JOHN GADSBY CHAPMAN (AMERICAN, 1808-1890) GENRE SKETCH, ink on paper, an intriguing interior scene, possibly for an illustration, featuring a man seated in a chair reading and holding a sword while a dog cowers behind. Monogrammed lower left. Matted under glass in a modern frame. Third quarter 19th century. 3 1/2" x 3 3/4" sight, 9 1/2" x 9 1/2" OA. Provenance: From an Alexandria, VA private collection. Catalogue Note: John Gadsby Chapman (1808-1890) was an important 19th-century artist best known for his monumental oil on canvas (12' x 18'), "The Baptism of Pocahontas" (1842), a work commissioned by the U.S. Government and displayed in the Rotunda of the U.S. Capitol Building. Born in Alexandria, Virginia, Chapman began his artistic training with George Cooke and Charles Bird King in Washington, D.C. before venturing to Italy, where he studied in Rome and Florence from 1827 to 1831. Back in the United States and with the completion of his work for the U.S. Capitol, Chapman had achieved tremendous success, and his abilities were frequently called upon for a variety of commissions. Nonetheless, in 1848 Chapman and his family left for Italy, where they were to remain for nearly three decades.
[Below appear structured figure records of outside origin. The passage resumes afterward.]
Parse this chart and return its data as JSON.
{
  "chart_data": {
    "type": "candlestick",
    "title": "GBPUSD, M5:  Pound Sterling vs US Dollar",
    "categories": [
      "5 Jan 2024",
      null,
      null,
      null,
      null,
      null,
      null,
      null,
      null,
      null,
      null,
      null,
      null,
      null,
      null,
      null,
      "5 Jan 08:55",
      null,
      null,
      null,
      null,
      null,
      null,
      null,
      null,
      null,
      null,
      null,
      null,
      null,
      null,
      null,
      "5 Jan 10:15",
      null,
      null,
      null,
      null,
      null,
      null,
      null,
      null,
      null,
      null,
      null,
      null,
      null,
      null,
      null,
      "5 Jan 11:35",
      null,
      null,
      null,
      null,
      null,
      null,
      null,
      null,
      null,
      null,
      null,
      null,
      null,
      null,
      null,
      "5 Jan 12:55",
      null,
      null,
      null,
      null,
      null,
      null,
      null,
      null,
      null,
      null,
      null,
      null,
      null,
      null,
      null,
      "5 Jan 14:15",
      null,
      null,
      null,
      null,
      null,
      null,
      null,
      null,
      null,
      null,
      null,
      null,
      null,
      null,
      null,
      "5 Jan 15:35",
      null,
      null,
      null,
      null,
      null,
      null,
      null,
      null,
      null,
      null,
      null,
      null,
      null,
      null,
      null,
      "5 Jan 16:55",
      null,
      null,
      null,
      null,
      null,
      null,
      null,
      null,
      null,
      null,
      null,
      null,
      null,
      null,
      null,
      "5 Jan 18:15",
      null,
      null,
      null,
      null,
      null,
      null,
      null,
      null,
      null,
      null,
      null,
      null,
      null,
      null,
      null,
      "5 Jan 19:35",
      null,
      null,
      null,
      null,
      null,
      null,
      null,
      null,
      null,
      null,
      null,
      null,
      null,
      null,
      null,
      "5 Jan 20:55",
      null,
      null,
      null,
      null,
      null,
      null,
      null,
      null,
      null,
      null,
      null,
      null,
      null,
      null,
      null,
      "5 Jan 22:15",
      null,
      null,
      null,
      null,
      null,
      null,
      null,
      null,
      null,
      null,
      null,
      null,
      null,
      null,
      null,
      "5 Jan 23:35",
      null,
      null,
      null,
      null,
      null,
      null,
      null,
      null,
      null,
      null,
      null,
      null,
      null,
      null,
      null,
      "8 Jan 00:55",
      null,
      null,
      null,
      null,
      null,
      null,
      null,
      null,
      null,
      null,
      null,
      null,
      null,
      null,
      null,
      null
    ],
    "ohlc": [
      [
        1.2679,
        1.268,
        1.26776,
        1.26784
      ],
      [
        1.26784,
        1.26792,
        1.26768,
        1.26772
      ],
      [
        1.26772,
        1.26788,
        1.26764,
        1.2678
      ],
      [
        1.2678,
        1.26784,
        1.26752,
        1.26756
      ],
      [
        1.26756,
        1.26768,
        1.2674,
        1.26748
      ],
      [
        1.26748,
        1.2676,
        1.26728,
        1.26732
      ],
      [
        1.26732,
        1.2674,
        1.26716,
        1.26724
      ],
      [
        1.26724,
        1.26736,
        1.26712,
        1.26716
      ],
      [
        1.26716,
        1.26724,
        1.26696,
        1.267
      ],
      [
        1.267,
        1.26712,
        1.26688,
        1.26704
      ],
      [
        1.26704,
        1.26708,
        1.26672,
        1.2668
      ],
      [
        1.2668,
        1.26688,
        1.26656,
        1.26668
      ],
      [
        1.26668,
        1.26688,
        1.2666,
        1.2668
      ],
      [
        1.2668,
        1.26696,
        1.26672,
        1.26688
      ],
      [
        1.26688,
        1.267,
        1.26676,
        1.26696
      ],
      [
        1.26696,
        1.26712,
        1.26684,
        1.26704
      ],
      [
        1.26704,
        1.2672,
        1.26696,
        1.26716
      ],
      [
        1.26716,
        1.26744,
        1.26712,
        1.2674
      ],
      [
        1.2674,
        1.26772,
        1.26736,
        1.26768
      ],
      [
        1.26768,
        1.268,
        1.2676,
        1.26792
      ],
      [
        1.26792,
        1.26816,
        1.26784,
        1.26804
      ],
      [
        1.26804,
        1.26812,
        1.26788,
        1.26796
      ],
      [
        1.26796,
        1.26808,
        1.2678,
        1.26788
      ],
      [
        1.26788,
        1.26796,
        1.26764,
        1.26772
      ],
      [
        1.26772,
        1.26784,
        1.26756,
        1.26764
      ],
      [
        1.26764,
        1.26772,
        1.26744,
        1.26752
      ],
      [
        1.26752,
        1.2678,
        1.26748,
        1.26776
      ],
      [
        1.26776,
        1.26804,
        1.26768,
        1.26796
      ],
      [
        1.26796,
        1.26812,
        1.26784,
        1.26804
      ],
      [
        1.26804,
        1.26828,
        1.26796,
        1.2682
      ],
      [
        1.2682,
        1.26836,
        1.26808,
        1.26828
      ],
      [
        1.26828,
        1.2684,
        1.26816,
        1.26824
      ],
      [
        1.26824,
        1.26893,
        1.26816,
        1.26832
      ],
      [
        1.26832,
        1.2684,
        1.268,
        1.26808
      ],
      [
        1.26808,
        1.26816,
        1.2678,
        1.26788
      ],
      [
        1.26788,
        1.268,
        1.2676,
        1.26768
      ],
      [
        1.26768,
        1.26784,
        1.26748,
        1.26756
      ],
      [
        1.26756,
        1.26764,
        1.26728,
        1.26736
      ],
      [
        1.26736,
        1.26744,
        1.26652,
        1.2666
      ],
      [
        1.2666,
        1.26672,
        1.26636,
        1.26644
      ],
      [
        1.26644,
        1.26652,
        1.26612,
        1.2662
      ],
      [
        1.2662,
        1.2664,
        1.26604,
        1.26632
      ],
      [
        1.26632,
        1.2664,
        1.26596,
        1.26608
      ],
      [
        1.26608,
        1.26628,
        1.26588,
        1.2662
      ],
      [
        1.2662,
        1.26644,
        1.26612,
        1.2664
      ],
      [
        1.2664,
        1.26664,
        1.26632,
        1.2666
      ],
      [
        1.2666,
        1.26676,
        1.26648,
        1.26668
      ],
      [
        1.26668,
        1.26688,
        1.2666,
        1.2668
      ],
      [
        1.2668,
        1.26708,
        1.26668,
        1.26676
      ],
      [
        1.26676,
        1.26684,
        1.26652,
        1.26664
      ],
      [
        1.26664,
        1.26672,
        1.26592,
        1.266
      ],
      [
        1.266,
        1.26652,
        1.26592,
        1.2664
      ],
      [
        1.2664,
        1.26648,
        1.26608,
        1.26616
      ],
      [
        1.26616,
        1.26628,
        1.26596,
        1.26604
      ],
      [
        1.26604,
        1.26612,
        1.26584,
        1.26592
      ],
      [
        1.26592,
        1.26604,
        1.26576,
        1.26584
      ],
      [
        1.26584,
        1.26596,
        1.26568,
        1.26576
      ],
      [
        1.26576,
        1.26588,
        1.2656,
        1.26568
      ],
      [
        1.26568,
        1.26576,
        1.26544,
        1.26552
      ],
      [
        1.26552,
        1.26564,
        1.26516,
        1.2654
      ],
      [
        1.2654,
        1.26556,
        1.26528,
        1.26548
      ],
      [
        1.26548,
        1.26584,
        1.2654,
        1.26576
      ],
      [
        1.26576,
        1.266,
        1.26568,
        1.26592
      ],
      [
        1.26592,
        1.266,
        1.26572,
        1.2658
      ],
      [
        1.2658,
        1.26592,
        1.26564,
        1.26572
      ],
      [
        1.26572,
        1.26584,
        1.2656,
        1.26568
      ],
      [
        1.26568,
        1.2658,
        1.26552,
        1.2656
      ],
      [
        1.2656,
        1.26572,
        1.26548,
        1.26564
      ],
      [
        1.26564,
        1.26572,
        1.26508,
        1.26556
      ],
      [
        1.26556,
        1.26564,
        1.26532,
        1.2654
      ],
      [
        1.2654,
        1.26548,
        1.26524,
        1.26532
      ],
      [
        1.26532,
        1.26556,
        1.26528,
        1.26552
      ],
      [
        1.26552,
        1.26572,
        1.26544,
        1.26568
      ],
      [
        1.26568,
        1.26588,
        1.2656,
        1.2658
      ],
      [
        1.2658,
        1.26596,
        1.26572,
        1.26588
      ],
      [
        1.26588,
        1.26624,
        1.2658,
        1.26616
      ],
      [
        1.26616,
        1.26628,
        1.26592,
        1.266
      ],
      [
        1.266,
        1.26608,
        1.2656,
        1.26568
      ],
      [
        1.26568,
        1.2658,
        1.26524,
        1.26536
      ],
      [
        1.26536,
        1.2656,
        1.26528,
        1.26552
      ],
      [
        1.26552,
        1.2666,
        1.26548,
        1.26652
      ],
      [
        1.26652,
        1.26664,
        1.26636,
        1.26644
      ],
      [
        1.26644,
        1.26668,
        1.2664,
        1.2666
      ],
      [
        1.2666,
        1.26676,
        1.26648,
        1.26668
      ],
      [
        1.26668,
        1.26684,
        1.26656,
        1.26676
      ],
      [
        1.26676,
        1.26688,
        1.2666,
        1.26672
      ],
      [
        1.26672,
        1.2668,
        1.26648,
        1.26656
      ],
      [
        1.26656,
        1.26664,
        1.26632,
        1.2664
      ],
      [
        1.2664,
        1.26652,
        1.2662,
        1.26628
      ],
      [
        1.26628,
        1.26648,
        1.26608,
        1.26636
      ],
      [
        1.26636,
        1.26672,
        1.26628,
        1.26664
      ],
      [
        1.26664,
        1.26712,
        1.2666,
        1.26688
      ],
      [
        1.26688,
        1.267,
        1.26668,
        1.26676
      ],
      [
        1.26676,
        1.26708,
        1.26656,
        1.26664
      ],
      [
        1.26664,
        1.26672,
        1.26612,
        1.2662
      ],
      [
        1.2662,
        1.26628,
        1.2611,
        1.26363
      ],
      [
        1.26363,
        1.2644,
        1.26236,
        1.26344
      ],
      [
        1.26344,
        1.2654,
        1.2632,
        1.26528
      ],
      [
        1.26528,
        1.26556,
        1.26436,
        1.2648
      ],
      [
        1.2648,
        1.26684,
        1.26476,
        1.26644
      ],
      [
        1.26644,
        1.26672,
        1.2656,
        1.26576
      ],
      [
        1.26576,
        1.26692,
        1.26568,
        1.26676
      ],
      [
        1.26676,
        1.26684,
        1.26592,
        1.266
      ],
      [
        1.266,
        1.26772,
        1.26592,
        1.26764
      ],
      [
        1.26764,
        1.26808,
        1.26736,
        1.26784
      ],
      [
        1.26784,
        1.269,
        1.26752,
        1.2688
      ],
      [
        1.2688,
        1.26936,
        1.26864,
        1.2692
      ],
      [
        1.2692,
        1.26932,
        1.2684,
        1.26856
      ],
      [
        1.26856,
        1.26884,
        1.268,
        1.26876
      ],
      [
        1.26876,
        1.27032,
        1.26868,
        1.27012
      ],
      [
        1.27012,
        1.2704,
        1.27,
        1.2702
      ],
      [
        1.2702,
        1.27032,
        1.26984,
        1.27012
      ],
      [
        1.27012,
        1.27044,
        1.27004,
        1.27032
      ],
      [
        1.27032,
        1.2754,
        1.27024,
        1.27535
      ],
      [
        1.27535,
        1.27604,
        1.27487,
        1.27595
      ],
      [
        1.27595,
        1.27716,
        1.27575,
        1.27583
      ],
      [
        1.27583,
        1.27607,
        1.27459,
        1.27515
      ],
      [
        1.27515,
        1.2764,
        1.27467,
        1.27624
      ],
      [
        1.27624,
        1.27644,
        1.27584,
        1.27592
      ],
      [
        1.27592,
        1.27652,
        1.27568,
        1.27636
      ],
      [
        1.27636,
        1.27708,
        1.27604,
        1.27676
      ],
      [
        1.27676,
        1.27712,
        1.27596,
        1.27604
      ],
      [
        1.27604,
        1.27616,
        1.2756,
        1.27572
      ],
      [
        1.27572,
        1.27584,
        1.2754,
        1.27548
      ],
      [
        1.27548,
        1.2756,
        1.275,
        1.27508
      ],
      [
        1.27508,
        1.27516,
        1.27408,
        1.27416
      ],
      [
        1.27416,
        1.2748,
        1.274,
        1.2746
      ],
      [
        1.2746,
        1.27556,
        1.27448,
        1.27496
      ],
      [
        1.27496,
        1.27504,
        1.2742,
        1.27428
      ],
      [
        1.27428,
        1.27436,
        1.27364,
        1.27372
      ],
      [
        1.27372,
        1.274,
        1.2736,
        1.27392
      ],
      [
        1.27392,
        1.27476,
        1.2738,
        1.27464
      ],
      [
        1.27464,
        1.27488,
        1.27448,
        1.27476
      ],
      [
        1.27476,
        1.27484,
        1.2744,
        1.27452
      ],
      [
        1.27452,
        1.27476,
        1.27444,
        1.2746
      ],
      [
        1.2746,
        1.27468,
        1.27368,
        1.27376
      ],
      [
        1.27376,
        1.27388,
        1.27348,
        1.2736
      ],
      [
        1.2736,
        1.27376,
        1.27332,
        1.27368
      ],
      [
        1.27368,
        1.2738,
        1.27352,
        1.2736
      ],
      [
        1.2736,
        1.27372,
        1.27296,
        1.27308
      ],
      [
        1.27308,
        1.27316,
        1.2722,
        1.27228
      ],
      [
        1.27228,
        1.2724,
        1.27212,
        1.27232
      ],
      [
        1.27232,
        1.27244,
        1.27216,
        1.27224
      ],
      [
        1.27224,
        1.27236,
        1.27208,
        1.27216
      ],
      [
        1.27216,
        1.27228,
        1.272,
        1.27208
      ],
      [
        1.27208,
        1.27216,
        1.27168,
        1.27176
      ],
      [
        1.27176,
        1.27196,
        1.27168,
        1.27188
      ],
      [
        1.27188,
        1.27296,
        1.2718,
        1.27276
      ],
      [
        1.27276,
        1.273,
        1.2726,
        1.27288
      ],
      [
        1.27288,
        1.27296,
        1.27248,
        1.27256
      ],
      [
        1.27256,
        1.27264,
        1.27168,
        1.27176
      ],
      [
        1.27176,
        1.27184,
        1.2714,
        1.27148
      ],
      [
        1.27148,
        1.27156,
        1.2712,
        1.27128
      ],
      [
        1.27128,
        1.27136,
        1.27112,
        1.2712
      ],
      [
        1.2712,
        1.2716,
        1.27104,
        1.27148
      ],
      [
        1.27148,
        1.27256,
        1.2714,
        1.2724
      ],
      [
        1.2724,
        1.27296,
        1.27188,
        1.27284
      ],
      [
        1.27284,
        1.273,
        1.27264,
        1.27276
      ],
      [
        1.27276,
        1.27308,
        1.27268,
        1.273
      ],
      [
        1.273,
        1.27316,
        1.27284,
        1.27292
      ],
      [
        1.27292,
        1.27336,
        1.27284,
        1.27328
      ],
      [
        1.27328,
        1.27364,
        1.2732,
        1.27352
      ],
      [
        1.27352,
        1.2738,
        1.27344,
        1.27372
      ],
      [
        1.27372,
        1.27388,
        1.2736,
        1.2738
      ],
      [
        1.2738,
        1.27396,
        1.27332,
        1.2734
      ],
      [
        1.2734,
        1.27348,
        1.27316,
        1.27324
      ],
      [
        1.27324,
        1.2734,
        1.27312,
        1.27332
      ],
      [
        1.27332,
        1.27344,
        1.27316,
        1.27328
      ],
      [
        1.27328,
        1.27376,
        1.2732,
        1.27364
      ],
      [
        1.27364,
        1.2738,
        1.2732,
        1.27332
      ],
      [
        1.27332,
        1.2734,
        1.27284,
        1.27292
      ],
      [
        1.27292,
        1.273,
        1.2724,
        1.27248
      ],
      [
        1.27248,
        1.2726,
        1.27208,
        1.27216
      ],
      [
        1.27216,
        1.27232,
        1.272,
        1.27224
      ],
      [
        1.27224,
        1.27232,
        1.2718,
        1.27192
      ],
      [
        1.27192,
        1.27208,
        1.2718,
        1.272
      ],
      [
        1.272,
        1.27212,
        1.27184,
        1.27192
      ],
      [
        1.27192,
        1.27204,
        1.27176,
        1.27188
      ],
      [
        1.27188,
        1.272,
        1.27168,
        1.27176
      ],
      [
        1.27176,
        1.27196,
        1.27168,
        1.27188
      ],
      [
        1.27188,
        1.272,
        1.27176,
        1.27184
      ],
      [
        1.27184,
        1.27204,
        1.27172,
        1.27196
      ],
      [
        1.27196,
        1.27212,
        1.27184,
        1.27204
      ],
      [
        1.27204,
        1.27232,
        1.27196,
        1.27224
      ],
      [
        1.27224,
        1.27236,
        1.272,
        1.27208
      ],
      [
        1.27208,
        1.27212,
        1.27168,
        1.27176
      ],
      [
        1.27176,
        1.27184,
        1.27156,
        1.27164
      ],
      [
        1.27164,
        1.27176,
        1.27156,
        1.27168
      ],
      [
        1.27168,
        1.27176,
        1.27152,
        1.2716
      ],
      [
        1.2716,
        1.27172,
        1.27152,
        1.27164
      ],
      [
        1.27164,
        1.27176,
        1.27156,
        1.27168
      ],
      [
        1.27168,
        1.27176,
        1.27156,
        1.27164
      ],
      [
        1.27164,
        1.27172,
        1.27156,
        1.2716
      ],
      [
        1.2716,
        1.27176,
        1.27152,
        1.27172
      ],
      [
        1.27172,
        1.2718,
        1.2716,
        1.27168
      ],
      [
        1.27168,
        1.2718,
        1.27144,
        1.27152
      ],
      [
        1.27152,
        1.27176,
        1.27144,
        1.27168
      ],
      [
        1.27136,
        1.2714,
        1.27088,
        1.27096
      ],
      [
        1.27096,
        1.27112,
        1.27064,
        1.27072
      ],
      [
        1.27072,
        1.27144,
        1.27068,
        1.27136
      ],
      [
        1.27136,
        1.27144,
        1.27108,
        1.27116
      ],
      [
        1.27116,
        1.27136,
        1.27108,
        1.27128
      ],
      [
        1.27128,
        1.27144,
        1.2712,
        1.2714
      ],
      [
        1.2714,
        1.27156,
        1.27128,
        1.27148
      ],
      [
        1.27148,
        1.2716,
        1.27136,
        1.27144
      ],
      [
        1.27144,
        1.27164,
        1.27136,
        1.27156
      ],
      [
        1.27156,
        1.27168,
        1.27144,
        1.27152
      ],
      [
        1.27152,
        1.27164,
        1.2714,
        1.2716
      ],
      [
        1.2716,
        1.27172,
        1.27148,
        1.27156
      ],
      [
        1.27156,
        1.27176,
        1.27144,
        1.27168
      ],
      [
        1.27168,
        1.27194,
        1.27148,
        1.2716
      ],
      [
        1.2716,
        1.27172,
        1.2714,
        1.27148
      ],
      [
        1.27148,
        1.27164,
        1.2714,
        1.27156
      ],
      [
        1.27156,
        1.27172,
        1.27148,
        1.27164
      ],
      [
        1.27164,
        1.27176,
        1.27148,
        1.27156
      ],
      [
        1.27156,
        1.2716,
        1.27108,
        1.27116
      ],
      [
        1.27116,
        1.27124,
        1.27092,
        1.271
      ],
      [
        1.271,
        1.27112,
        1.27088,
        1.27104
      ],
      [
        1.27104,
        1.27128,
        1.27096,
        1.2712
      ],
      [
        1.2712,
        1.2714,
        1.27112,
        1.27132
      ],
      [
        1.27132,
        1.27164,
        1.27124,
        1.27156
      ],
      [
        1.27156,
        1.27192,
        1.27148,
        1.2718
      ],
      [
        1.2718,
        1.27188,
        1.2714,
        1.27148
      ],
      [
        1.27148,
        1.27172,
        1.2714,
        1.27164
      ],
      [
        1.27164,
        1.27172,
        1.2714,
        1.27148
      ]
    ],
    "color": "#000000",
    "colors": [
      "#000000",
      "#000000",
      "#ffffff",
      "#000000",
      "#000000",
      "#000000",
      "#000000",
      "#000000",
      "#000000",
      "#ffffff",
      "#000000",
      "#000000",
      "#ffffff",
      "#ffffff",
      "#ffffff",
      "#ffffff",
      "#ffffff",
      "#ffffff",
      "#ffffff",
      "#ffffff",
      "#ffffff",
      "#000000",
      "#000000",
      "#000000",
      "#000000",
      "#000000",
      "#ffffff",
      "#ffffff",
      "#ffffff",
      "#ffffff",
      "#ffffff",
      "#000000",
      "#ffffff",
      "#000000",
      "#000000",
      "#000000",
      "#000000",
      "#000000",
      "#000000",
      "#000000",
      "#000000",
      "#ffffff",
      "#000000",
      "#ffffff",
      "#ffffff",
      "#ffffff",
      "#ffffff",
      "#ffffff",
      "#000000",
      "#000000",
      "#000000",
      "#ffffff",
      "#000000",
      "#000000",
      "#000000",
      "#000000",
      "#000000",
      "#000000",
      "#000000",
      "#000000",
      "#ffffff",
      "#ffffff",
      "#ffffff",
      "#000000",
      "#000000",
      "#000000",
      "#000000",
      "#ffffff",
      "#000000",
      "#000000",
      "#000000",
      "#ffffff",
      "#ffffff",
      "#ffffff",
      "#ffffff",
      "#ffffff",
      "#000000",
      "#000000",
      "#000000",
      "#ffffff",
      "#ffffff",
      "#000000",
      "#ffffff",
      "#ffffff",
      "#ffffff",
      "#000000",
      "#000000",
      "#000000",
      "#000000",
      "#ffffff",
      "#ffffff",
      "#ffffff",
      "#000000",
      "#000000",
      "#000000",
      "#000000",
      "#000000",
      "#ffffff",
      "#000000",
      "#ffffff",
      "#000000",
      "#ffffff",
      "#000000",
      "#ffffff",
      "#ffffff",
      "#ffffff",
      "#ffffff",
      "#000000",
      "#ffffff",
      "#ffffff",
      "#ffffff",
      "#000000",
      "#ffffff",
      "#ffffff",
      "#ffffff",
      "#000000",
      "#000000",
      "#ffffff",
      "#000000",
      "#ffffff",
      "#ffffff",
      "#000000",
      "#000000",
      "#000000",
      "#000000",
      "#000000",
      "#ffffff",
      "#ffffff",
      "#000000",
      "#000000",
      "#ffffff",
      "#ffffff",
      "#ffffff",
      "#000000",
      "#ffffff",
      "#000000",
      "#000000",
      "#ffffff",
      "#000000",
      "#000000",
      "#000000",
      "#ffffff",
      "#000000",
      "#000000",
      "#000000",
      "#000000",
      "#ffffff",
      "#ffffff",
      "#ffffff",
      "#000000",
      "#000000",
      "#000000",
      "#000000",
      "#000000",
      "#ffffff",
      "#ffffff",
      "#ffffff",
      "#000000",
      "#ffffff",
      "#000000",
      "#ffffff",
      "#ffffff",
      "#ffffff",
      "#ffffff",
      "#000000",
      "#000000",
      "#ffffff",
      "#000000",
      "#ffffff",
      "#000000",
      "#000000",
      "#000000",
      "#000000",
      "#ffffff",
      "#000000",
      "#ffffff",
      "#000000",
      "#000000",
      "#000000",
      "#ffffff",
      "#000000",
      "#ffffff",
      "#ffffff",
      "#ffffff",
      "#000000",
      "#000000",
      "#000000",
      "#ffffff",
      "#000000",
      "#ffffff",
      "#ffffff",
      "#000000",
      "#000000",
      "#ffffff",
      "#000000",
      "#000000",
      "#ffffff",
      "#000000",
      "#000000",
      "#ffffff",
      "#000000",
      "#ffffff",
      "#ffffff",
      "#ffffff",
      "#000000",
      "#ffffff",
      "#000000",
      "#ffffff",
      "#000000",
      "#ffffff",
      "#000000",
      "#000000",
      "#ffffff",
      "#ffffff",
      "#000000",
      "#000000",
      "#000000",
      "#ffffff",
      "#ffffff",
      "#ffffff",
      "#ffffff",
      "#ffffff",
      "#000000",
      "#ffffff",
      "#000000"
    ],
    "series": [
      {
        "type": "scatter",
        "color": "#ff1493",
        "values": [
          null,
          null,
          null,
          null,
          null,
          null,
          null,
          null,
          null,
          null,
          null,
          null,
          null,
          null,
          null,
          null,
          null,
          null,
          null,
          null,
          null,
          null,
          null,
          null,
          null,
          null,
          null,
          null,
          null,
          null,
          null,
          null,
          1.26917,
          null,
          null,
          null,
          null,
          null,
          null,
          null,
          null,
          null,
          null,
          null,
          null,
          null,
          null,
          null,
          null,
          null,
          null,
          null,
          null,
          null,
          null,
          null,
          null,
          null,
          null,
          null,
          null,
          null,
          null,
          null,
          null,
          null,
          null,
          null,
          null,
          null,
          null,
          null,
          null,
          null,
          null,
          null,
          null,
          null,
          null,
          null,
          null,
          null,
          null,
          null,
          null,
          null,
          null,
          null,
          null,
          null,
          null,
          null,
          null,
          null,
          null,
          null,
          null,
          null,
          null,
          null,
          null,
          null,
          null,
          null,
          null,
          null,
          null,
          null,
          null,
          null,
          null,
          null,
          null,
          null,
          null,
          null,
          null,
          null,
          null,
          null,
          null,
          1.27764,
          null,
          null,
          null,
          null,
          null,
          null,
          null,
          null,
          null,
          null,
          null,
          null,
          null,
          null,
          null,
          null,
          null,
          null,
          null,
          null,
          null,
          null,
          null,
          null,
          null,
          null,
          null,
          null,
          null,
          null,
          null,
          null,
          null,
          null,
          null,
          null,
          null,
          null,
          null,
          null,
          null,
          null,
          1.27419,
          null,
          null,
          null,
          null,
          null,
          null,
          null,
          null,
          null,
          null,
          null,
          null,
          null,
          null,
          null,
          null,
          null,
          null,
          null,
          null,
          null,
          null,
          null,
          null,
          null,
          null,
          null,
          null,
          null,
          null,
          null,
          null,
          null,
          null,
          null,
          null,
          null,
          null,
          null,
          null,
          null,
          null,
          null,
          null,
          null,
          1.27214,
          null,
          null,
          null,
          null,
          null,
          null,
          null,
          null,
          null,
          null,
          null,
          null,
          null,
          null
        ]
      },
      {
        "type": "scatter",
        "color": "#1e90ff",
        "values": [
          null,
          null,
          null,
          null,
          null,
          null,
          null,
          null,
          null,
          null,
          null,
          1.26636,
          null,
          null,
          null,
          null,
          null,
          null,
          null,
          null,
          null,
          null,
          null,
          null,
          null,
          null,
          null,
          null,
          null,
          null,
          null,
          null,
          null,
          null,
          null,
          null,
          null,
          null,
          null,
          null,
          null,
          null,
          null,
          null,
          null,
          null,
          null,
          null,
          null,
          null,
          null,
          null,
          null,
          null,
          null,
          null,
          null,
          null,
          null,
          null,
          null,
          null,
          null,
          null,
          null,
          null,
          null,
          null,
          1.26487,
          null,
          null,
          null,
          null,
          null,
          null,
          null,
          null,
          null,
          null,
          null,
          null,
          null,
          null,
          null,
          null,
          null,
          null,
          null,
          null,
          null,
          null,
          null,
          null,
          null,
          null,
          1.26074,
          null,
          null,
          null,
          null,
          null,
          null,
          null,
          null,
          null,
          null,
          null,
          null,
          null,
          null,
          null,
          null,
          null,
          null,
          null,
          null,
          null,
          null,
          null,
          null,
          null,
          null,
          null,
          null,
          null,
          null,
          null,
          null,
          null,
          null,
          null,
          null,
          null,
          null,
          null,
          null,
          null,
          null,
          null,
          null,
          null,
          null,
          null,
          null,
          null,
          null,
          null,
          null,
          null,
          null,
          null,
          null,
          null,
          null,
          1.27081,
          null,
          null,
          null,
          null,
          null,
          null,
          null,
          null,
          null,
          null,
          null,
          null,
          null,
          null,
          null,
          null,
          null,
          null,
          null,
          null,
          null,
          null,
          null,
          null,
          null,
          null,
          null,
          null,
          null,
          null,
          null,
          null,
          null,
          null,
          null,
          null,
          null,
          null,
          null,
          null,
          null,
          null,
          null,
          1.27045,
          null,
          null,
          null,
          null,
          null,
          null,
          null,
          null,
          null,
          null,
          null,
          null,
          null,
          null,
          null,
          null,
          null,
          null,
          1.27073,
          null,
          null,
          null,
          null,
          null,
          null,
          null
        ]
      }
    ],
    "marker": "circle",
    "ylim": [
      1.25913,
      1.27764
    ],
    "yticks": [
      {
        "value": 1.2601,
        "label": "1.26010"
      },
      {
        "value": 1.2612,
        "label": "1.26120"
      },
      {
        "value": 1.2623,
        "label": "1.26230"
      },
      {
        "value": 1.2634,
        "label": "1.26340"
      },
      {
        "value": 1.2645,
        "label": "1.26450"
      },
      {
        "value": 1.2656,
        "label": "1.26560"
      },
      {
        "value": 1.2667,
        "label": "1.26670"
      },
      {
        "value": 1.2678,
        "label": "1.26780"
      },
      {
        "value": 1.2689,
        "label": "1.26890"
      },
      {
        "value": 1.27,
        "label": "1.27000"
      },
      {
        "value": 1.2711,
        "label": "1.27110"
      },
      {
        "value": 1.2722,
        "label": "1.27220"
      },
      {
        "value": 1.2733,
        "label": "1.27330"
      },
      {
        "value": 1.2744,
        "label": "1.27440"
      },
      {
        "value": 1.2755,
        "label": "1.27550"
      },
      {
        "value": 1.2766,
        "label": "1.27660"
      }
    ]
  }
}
The artist worked steadily during this period, producing landscape and genre scenes, often executed for tourists, and frequently sent paintings back to the United States for exhibition. With the outbreak of the American Civil War, however, demand for Chapman's work dissipated in Europe, and he was forced to return to the United States in 1877. Unable to continue his career back in America, John Gadsby Chapman died in poverty and relative obscurity in 1890. His sons, Conrad Wise Chapman (1842-1910) and John Linton Chapman (1839-1905), were successful painters as well, both of whom learned from their father and began their careers in Italy.
The present example may well be a preparatory sketch for one of Chapman's illustrations and demonstrates the artist's keen eye for narrative detail.
Very good condition overall with minor areas of toning at edges. Not examined out of frame.